Delete this file: /home/bodker/.Xauthority ... then try again.

As for VNC ... are you sure you installed the needed packages? Let's test that. Open a terminal ... and then type vnc and hit the TAB key (NOT Enter!) a few times until it shows multiple possible commands, e.g.:

Code: Select all
 vnc <and then hit the TAB key!>
vnc2swf          vnc_inetd_httpd  vncpasswd.arg    vncviewer
vncconnect       vncpasswd        vncserver


This would show that VNC is there. If that happens to be the case: type vncpasswd ... it will ask you to define a password. Do that please. Then let's start a server:

vncserver :1 -depth 16 -geometry 1280x1024

Don't bother about connecting to this one yet .... I just want VNC to write a few default files. When the terminal's prompt returns kill the server:

vncserver -kill :1


Now let's take a look at the start script it just wrote for us:

gedit .vnc/xstartup

Mine looks like this -- you are free to copy it:
Code: Select all
#!/bin/sh

xrdb $HOME/.Xresources
xsetroot -solid darkgrey
# xterm -geometry 80x24+10+10 -ls -title "$VNCDESKTOP Desktop" &
# twm &

wmaker &

# xfwm4 &
# hackedbox &
# openbox &
# blackbox &


So my VNC would start WindowMaker for me ... as you can see I have other options in place. Let's suppose I'd want "BlackBox" to run, I'd put a "#" in front of that "wmaker &" command and then remove the "#" in front of the "blackbox &" command. For GNOME I'd add "gnome-session &" ... for KDE I'd add "startkde &".
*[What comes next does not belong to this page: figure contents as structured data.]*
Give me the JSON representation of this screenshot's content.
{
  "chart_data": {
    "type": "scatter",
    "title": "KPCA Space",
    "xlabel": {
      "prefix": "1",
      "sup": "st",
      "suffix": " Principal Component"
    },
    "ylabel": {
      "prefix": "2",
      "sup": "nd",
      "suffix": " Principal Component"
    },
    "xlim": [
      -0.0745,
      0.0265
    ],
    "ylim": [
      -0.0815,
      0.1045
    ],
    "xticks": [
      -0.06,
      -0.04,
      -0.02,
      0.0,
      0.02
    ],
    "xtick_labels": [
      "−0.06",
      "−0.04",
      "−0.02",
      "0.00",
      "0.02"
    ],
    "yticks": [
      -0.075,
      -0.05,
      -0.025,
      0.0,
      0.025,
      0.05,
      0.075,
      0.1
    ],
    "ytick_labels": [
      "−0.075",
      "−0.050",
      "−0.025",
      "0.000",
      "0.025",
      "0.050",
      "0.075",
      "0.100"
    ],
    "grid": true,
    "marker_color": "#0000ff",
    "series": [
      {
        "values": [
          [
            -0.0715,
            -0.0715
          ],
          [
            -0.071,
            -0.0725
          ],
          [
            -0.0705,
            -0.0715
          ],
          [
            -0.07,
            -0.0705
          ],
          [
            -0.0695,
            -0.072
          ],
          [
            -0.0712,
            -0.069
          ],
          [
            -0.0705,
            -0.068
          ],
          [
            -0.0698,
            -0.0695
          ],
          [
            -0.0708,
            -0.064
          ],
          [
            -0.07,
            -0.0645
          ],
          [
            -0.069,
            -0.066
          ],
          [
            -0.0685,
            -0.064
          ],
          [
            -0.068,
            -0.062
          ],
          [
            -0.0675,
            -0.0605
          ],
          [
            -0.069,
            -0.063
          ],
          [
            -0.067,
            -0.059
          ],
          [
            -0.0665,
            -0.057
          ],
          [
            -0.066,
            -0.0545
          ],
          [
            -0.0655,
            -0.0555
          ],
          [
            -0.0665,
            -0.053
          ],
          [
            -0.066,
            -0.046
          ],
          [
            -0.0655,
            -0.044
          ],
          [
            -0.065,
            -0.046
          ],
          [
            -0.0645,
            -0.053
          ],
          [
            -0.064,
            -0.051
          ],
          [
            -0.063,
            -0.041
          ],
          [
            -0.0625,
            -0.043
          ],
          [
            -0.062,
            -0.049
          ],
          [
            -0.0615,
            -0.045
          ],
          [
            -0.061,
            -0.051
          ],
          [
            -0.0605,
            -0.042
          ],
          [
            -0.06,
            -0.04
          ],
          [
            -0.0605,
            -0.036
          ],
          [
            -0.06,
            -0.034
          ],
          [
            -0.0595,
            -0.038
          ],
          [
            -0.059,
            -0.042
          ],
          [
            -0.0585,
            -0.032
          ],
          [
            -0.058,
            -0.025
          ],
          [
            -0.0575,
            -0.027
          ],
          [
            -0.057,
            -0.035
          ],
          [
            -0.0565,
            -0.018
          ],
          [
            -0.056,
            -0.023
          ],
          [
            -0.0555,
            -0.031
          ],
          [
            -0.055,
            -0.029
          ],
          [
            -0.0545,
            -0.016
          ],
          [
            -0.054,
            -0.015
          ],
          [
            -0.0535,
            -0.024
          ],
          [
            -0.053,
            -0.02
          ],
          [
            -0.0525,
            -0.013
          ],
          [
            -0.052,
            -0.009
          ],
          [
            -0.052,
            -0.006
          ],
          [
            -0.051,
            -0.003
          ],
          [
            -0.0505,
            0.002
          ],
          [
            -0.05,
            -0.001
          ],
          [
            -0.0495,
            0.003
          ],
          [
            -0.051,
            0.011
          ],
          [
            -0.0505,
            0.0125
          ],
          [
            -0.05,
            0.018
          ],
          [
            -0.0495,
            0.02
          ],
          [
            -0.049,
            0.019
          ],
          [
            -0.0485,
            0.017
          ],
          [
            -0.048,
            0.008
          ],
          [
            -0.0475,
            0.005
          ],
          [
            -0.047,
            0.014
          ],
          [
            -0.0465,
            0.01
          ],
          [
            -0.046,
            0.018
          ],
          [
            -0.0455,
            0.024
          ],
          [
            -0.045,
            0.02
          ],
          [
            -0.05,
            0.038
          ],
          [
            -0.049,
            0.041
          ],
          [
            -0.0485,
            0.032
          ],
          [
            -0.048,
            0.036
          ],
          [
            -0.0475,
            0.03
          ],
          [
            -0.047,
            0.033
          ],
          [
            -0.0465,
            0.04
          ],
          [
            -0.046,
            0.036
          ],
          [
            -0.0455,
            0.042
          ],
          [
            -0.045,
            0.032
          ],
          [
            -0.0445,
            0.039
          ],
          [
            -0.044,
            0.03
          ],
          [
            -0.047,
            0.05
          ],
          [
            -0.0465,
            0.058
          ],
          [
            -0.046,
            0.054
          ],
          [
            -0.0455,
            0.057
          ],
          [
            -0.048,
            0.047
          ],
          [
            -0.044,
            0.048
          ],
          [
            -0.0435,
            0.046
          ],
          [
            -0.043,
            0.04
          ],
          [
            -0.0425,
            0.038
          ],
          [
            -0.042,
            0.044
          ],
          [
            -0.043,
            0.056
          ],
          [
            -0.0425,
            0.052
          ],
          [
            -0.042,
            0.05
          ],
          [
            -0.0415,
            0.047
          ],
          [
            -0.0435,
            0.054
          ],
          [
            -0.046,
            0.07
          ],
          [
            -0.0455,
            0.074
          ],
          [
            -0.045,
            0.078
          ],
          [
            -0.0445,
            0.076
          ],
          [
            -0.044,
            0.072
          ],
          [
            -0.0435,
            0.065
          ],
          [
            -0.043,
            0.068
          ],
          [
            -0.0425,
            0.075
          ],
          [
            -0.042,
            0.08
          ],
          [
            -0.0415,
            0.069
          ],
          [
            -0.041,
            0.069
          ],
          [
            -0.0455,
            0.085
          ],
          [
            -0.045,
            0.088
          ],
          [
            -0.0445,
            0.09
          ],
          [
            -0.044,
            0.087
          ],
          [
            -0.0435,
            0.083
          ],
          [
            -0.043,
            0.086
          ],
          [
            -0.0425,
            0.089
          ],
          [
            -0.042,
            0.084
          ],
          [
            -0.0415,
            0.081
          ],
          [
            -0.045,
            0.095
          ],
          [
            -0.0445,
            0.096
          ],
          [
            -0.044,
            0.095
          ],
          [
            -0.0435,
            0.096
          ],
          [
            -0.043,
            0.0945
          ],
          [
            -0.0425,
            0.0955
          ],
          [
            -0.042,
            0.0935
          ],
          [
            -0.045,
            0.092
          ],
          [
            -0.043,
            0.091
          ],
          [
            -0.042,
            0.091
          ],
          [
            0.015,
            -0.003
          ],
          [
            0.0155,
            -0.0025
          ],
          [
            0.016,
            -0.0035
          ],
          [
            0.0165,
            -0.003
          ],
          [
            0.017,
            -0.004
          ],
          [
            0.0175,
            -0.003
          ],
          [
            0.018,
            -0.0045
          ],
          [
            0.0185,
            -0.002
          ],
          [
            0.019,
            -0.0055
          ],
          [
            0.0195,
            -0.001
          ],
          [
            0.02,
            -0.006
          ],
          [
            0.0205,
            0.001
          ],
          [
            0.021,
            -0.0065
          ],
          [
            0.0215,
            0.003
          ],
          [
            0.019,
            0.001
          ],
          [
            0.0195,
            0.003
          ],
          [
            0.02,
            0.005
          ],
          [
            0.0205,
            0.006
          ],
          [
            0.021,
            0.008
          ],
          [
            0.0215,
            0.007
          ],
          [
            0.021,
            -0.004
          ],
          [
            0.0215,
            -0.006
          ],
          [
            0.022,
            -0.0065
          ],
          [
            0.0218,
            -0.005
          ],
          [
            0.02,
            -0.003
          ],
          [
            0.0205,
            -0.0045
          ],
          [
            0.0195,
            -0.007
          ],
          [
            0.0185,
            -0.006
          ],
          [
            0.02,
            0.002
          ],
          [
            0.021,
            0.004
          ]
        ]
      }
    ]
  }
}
Once this file looks the way you want you can try again and start the server again ... you could also define a shortcut on your desktop or write a boot script so that this either happens with the click of a mouse or automagically upon system start. I personally prefer to start my VNC servers manually, e.g. I first login via SSH and then launch the server on the remote machine only if I seriously need them; then I logout and connect via VNC if needed (or I build a SSH tunnel ... but that's another topic).

BTW, you can define whatever wacky screen resolution you want for your virtual VNC desktop ... you're not forced to choose "real" resolutions such as "1024x768" or "1280x1024". A command such as:

vncserver :1 -depth 16 -geometry 1100x720

... is perfectly valid. Above command will give me a nice 1100x720 virtual remote desktop which fits nicely on my laptop screen (1280x800). Feel free to experiment.